There was a time when the nuclear power proponents claimed that nuclear power would be so cheap that it wouldn't be worth the cost of sending utility users, bills each month. Hmmm, didn't work out that way.
This reminds me of the Rural Electrification Project which was trying to develop small portable reactors for the areas of the country that didn't have electricity. It all went to hell when one of their reactors exploded killing the engineers working on it. Then the fire fighters showed up thinking they were putting out a fire and were exposed to massive amounts of radiation.
Actually I've always wondered why RTGs and betavoltaic batteries never became a big thing in consumer power generation. Seriously, from the stuff I've read over the last 20 years, we really are getting better at recycling and nullifying radioactive waste.

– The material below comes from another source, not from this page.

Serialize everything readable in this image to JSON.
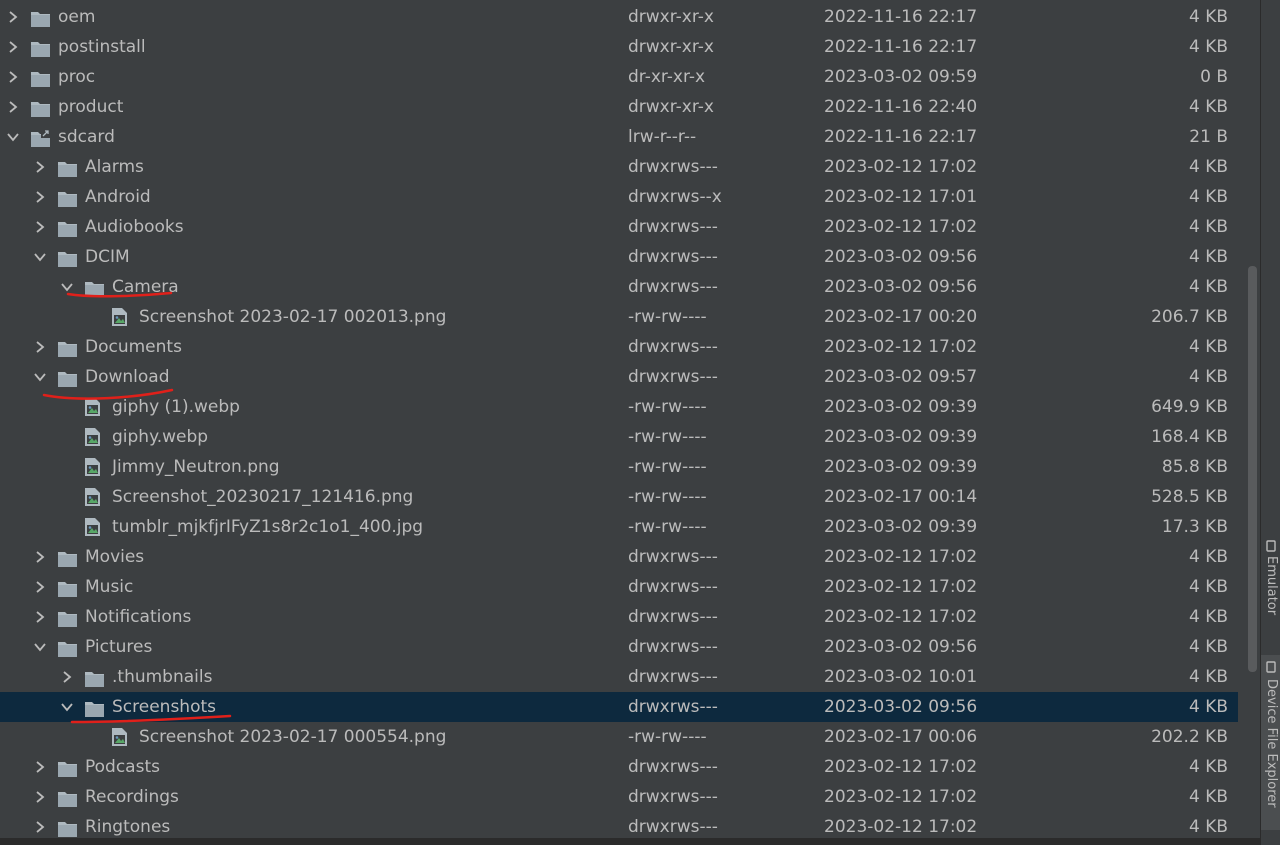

Not saying we shouldn't develop and implement solar energy, wind and tidal. As a technoprogressive I'm just saying that it time we re-examine the viability of nuclear sources of energy. The knee-jerk hatin' simplifies things too much.
@Gopherit:
But what makes the fuel for the fuel cell, or do you want to run the fuel cells on hydrocarbons?
-Kle.
@Klebert: Ah, the perennial problem with hydrogen fuel cells. Where the hell do you get the hydrogen?
I'm glad to know I won't be subject to an IAEA inspection team every month if I decide to go nuke. I'd fear them far more than the meter readers from Virginia Power!
So, a quick google finds only gadget websites covering this (back in december), and more to the point, this page debunking this story. I can find information on the Toshiba 4S being a nuclear reactor for Galena, Alaska, and the company implementing the project agrees with that.
Not to say you didn't get some of the facts right. just the scale's a little off. A quick check on wikipedia should have clued you in to maybe investigate a bit more...
Nice idea. Shame it's mostly fiction.
Then again, this site is strung out on science fiction...
The killer app for this is hydrogen generation. Sign me the fuck up. Put a generator in every gas station, which are already prepared and zoned for hazardous materials.
Why has nobody commented on the fact that it looks like a warp core?